Ross David E, Castelvecchi Cody, Ochs Alfred L
Brain Inj. 2013;27(5):634-6. doi: 10.3109/02699052.2013.767939. Epub 2013 Mar 8.
This letter to the editor describes the case of a 42 year old man with mild traumatic brain injury and multiple neuropsychiatric symptoms which persisted for a few years after the injury. Initial CT scans and MRI scans of the brain showed no signs of atrophy. Brain volume was measured using NeuroQuant®, an FDA-approved, commercially available software method. Volumetric cross-sectional (one point in time) analysis also showed no atrophy.

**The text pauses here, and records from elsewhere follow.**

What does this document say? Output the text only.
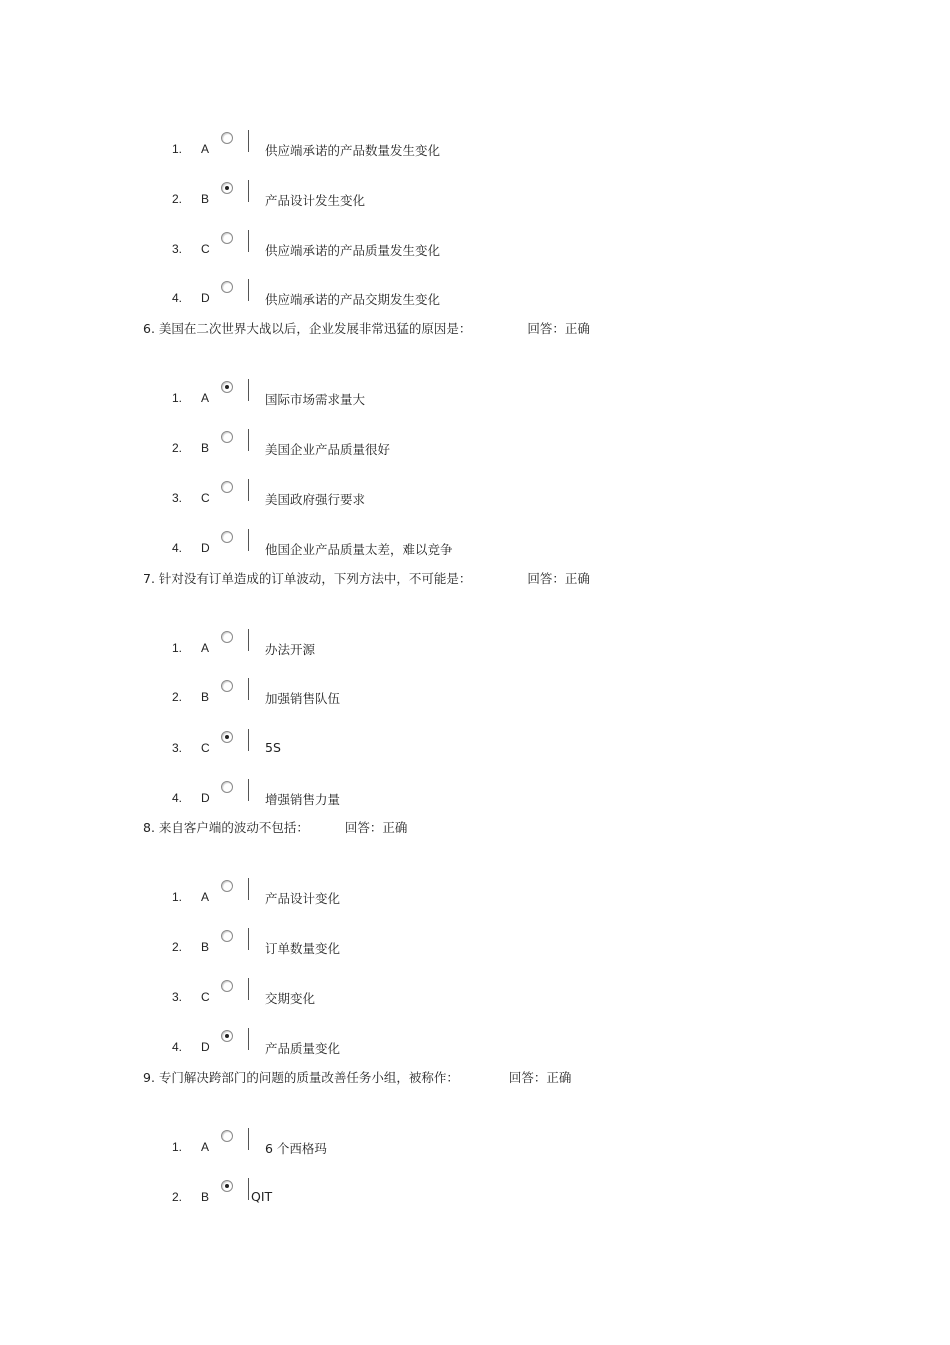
1. A	供应端承诺的产品数量发生变化
2. B	产品设计发生变化
3. C	供应端承诺的产品质量发生变化
4. D	供应端承诺的产品交期发生变化
6. 美国在二次世界大战以后，企业发展非常迅猛的原因是：	回答：正确
1. A	国际市场需求量大
2. B	美国企业产品质量很好
3. C	美国政府强行要求
4. D	他国企业产品质量太差，难以竞争
7. 针对没有订单造成的订单波动，下列方法中，不可能是：	回答：正确
1. A	办法开源
2. B	加强销售队伍
3. C	5S
4. D	增强销售力量
8. 来自客户端的波动不包括：	回答：正确
1. A	产品设计变化
2. B	订单数量变化
3. C	交期变化
4. D	产品质量变化
9. 专门解决跨部门的问题的质量改善任务小组，被称作：	回答：正确
1. A	6 个西格玛
2. B	QIT
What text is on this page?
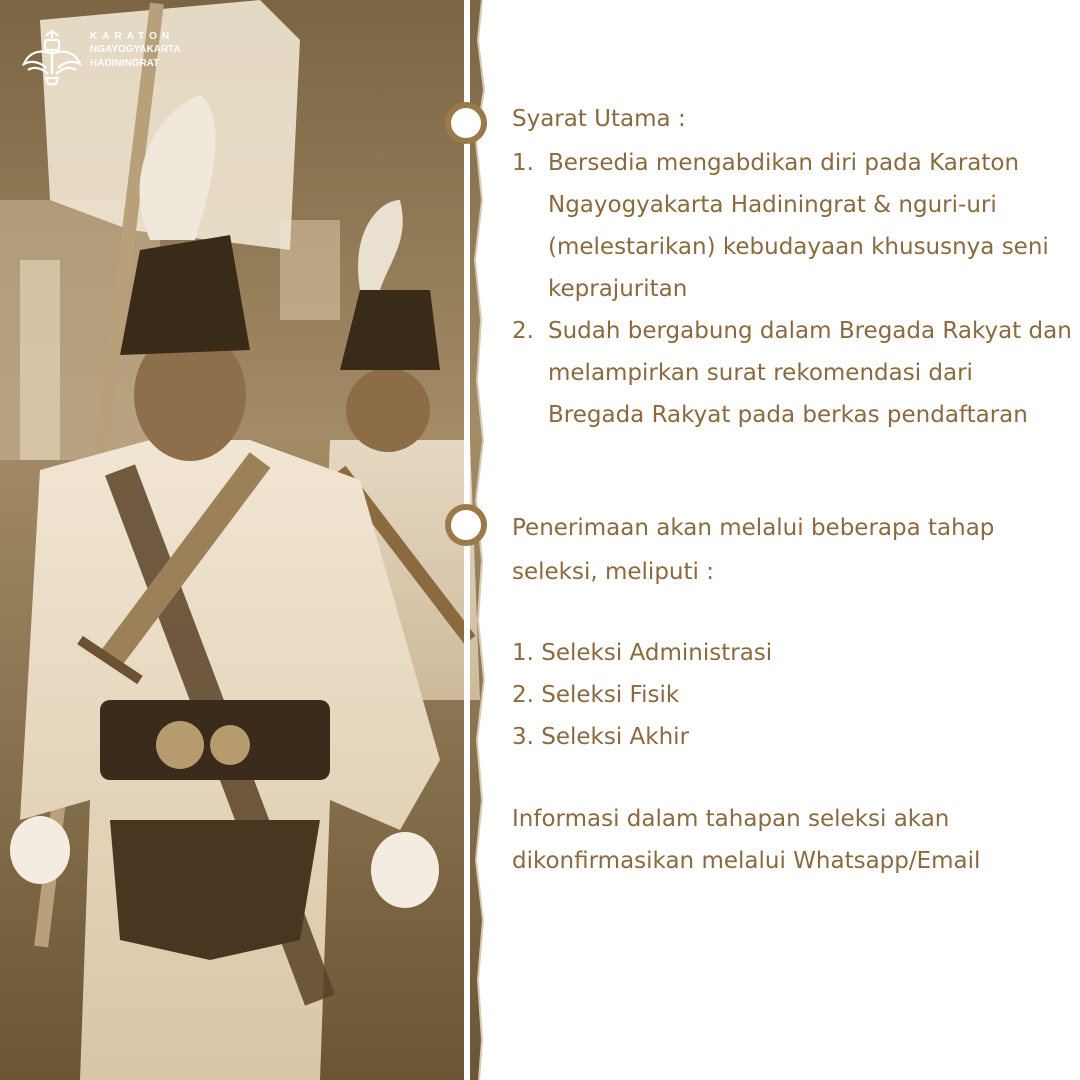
KARATON
NGAYOGYAKARTA
HADININGRAT
Syarat Utama :
1. Bersedia mengabdikan diri pada Karaton Ngayogyakarta Hadiningrat & nguri-uri (melestarikan) kebudayaan khususnya seni keprajuritan
2. Sudah bergabung dalam Bregada Rakyat dan melampirkan surat rekomendasi dari Bregada Rakyat pada berkas pendaftaran
Penerimaan akan melalui beberapa tahap seleksi, meliputi :
1. Seleksi Administrasi
2. Seleksi Fisik
3. Seleksi Akhir
Informasi dalam tahapan seleksi akan dikonfirmasikan melalui Whatsapp/Email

However, volumetric longitudinal (two points in time) analysis showed progressive atrophy in several brain regions. This case illustrated in a single patient the principle discovered in multiple previous group studies, namely that the longitudinal design is more powerful than the cross-sectional design for finding atrophy in patients with traumatic brain injury.
这封致编辑的信描述了一名42岁男性的病例,他患有轻度创伤性脑损伤,并伴有多种神经精神症状,这些症状在受伤后持续了数年。最初的脑部CT扫描和MRI扫描未显示萎缩迹象。使用经美国食品药品监督管理局(FDA)批准的商用软件方法NeuroQuant®测量脑容量。体积横断面(一个时间点)分析也未显示萎缩。然而,体积纵向(两个时间点)分析显示几个脑区存在进行性萎缩。该病例在单个患者中说明了先前多项群体研究中发现的原理,即纵向设计在发现创伤性脑损伤患者的萎缩方面比横断面设计更有效。